By: Arif Habib Limited
Pakistan National Shipping Corporation (PNSC)’s financial results for 3QFY15/9MFY15, which were announced on 28-Apr-15, showed a lackluster performance by the company during the penultimate quarter of FY15. Earnings clocked in at PKR 1.96/share, down by 57% QoQ, while for the 9M period, earnings fell 23% YoY to PKR 7.96/share. As a result, the scrip underwent downwards plunge of 23% since 3Q results to date. Despite the recent setbacks for the company, we maintain our bullish stance on the scrip due to continued government support, coupled with increased oil imports in a lower oil price era.

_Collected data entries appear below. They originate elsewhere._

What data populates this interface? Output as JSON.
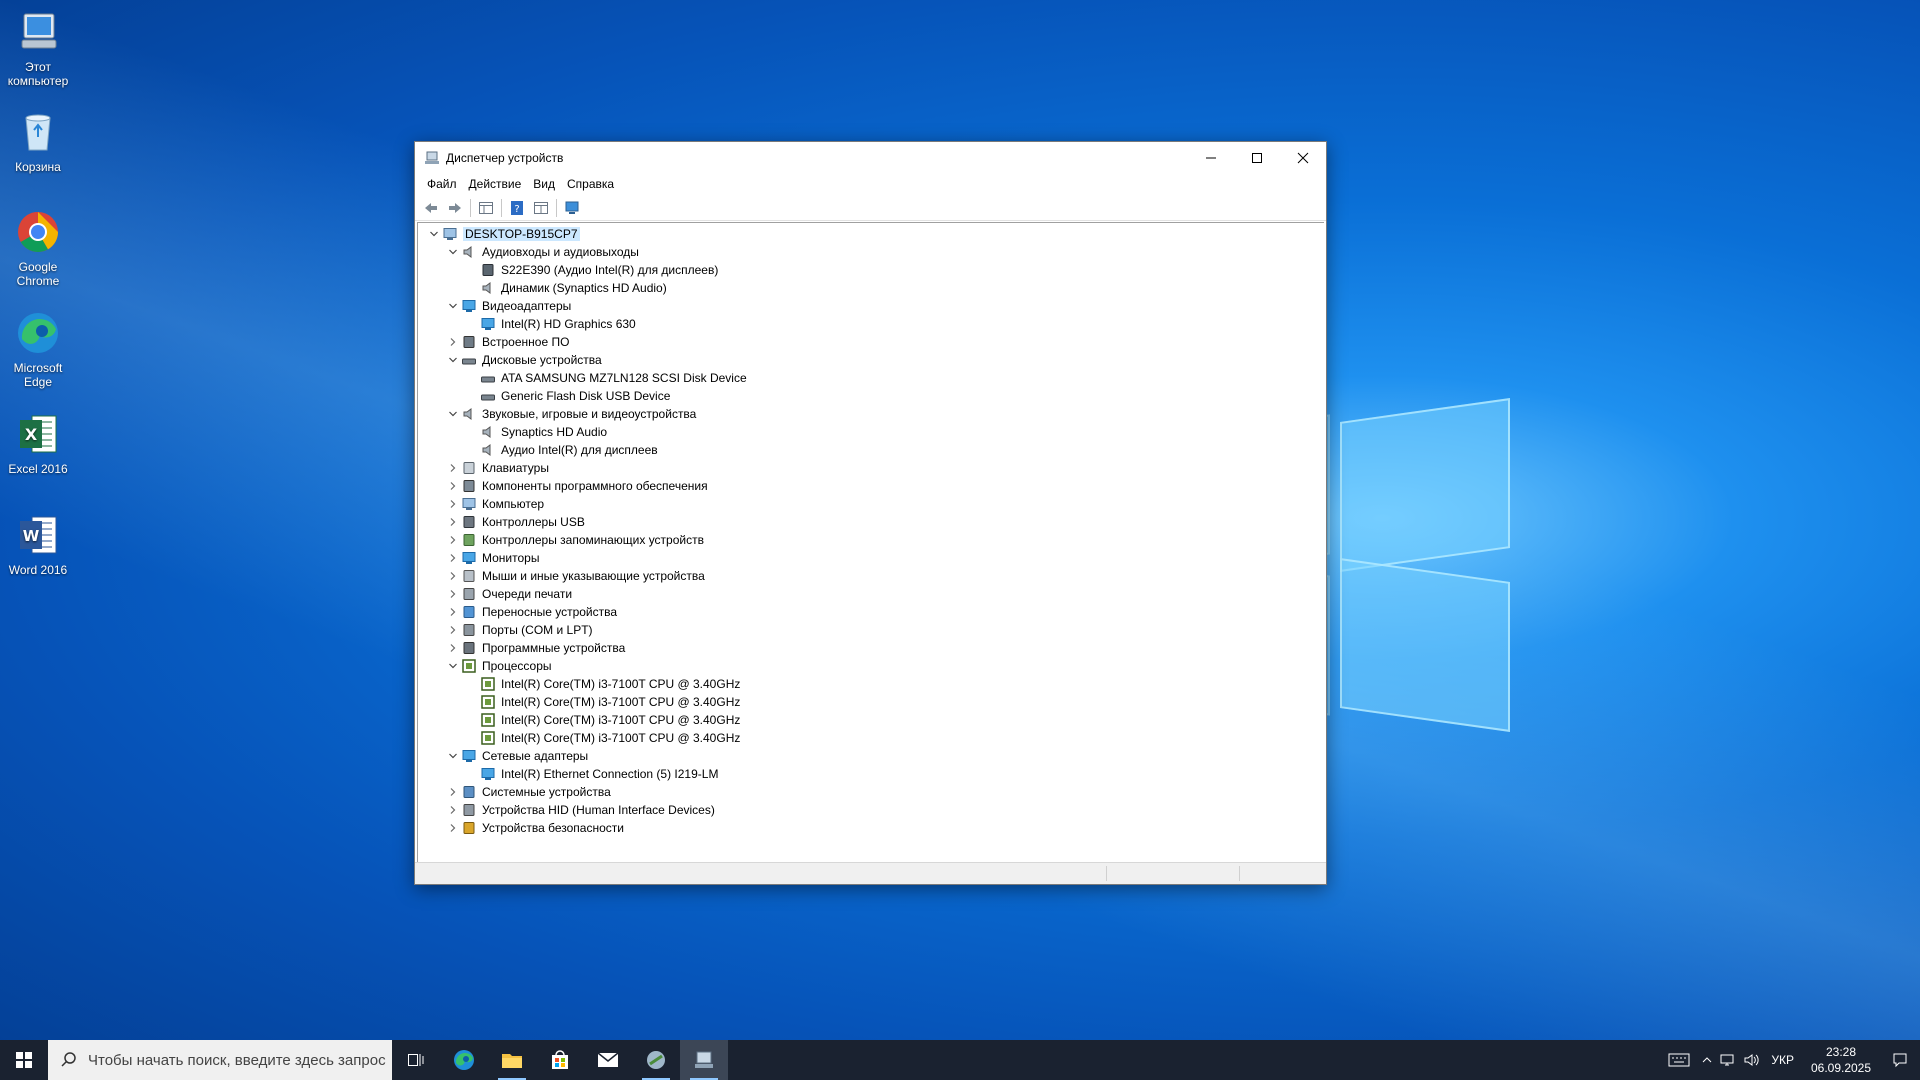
{
  "desktop": {
    "icons": [
      {
        "label": "Этот компьютер"
      },
      {
        "label": "Корзина"
      },
      {
        "label": "Google Chrome"
      },
      {
        "label": "Microsoft Edge"
      },
      {
        "label": "Excel 2016"
      },
      {
        "label": "Word 2016"
      }
    ]
  },
  "window": {
    "title": "Диспетчер устройств",
    "menu": [
      "Файл",
      "Действие",
      "Вид",
      "Справка"
    ],
    "tree": [
      {
        "label": "DESKTOP-B915CP7",
        "level": 0,
        "state": "expanded",
        "icon": "computer-icon"
      },
      {
        "label": "Аудиовходы и аудиовыходы",
        "level": 1,
        "state": "expanded",
        "icon": "speaker-icon"
      },
      {
        "label": "S22E390 (Аудио Intel(R) для дисплеев)",
        "level": 2,
        "state": "none",
        "icon": "monitor-audio-icon"
      },
      {
        "label": "Динамик (Synaptics HD Audio)",
        "level": 2,
        "state": "none",
        "icon": "speaker-icon"
      },
      {
        "label": "Видеоадаптеры",
        "level": 1,
        "state": "expanded",
        "icon": "display-adapter-icon"
      },
      {
        "label": "Intel(R) HD Graphics 630",
        "level": 2,
        "state": "none",
        "icon": "display-adapter-icon"
      },
      {
        "label": "Встроенное ПО",
        "level": 1,
        "state": "collapsed",
        "icon": "firmware-icon"
      },
      {
        "label": "Дисковые устройства",
        "level": 1,
        "state": "expanded",
        "icon": "disk-icon"
      },
      {
        "label": "ATA SAMSUNG MZ7LN128 SCSI Disk Device",
        "level": 2,
        "state": "none",
        "icon": "disk-icon"
      },
      {
        "label": "Generic Flash Disk USB Device",
        "level": 2,
        "state": "none",
        "icon": "disk-icon"
      },
      {
        "label": "Звуковые, игровые и видеоустройства",
        "level": 1,
        "state": "expanded",
        "icon": "speaker-icon"
      },
      {
        "label": "Synaptics HD Audio",
        "level": 2,
        "state": "none",
        "icon": "speaker-icon"
      },
      {
        "label": "Аудио Intel(R) для дисплеев",
        "level": 2,
        "state": "none",
        "icon": "speaker-icon"
      },
      {
        "label": "Клавиатуры",
        "level": 1,
        "state": "collapsed",
        "icon": "keyboard-icon"
      },
      {
        "label": "Компоненты программного обеспечения",
        "level": 1,
        "state": "collapsed",
        "icon": "software-component-icon"
      },
      {
        "label": "Компьютер",
        "level": 1,
        "state": "collapsed",
        "icon": "computer-icon"
      },
      {
        "label": "Контроллеры USB",
        "level": 1,
        "state": "collapsed",
        "icon": "usb-icon"
      },
      {
        "label": "Контроллеры запоминающих устройств",
        "level": 1,
        "state": "collapsed",
        "icon": "storage-controller-icon"
      },
      {
        "label": "Мониторы",
        "level": 1,
        "state": "collapsed",
        "icon": "monitor-icon"
      },
      {
        "label": "Мыши и иные указывающие устройства",
        "level": 1,
        "state": "collapsed",
        "icon": "mouse-icon"
      },
      {
        "label": "Очереди печати",
        "level": 1,
        "state": "collapsed",
        "icon": "printer-icon"
      },
      {
        "label": "Переносные устройства",
        "level": 1,
        "state": "collapsed",
        "icon": "portable-device-icon"
      },
      {
        "label": "Порты (COM и LPT)",
        "level": 1,
        "state": "collapsed",
        "icon": "port-icon"
      },
      {
        "label": "Программные устройства",
        "level": 1,
        "state": "collapsed",
        "icon": "software-device-icon"
      },
      {
        "label": "Процессоры",
        "level": 1,
        "state": "expanded",
        "icon": "processor-icon"
      },
      {
        "label": "Intel(R) Core(TM) i3-7100T CPU @ 3.40GHz",
        "level": 2,
        "state": "none",
        "icon": "processor-icon"
      },
      {
        "label": "Intel(R) Core(TM) i3-7100T CPU @ 3.40GHz",
        "level": 2,
        "state": "none",
        "icon": "processor-icon"
      },
      {
        "label": "Intel(R) Core(TM) i3-7100T CPU @ 3.40GHz",
        "level": 2,
        "state": "none",
        "icon": "processor-icon"
      },
      {
        "label": "Intel(R) Core(TM) i3-7100T CPU @ 3.40GHz",
        "level": 2,
        "state": "none",
        "icon": "processor-icon"
      },
      {
        "label": "Сетевые адаптеры",
        "level": 1,
        "state": "expanded",
        "icon": "network-adapter-icon"
      },
      {
        "label": "Intel(R) Ethernet Connection (5) I219-LM",
        "level": 2,
        "state": "none",
        "icon": "network-adapter-icon"
      },
      {
        "label": "Системные устройства",
        "level": 1,
        "state": "collapsed",
        "icon": "system-device-icon"
      },
      {
        "label": "Устройства HID (Human Interface Devices)",
        "level": 1,
        "state": "collapsed",
        "icon": "hid-icon"
      },
      {
        "label": "Устройства безопасности",
        "level": 1,
        "state": "collapsed",
        "icon": "security-device-icon"
      }
    ]
  },
  "taskbar": {
    "search_placeholder": "Чтобы начать поиск, введите здесь запрос",
    "language": "УКР",
    "time": "23:28",
    "date": "06.09.2025"
  },
  "colors": {
    "selection": "#cce8ff",
    "taskbar": "#1a2230",
    "accent": "#0078d7"
  }
}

Dissecting the numbers: Although sales fell 5% QoQ, gross margins during 3Q improved by ~130bps to 22%, in the wake of lower fuel prices and larger owned fleet capacity post acquisition of M/T Shalamar. The company managed to control overheads as admin expenses fell 30% during 3Q. Finance costs rose massively due to the new acquisition and had an adverse after-tax earnings impact of PKR 1.1/share. For 9M period, sales remained stagnant, with negligible change YoY. However, a firmer oil tanker market had an upwards impact on chartering costs, reducing margins by ~150bps for the 9M period, compared to last year.
PSO rift did not help either: The ensuing power struggle with Pakistan State Oil also had a dampener on PNSC’s future earnings expectations. According to media sources, PSO has requested that due to delays on the ships that PNSC charters for its PSO business, the oil marketing giant should be allowed to use C&F contract with its clients, i.e. procure transportation contracts directly from the seller, when PNSC doesn’t have a ship available. This further created bearish sentiment for the scrip, causing it to decline rapidly.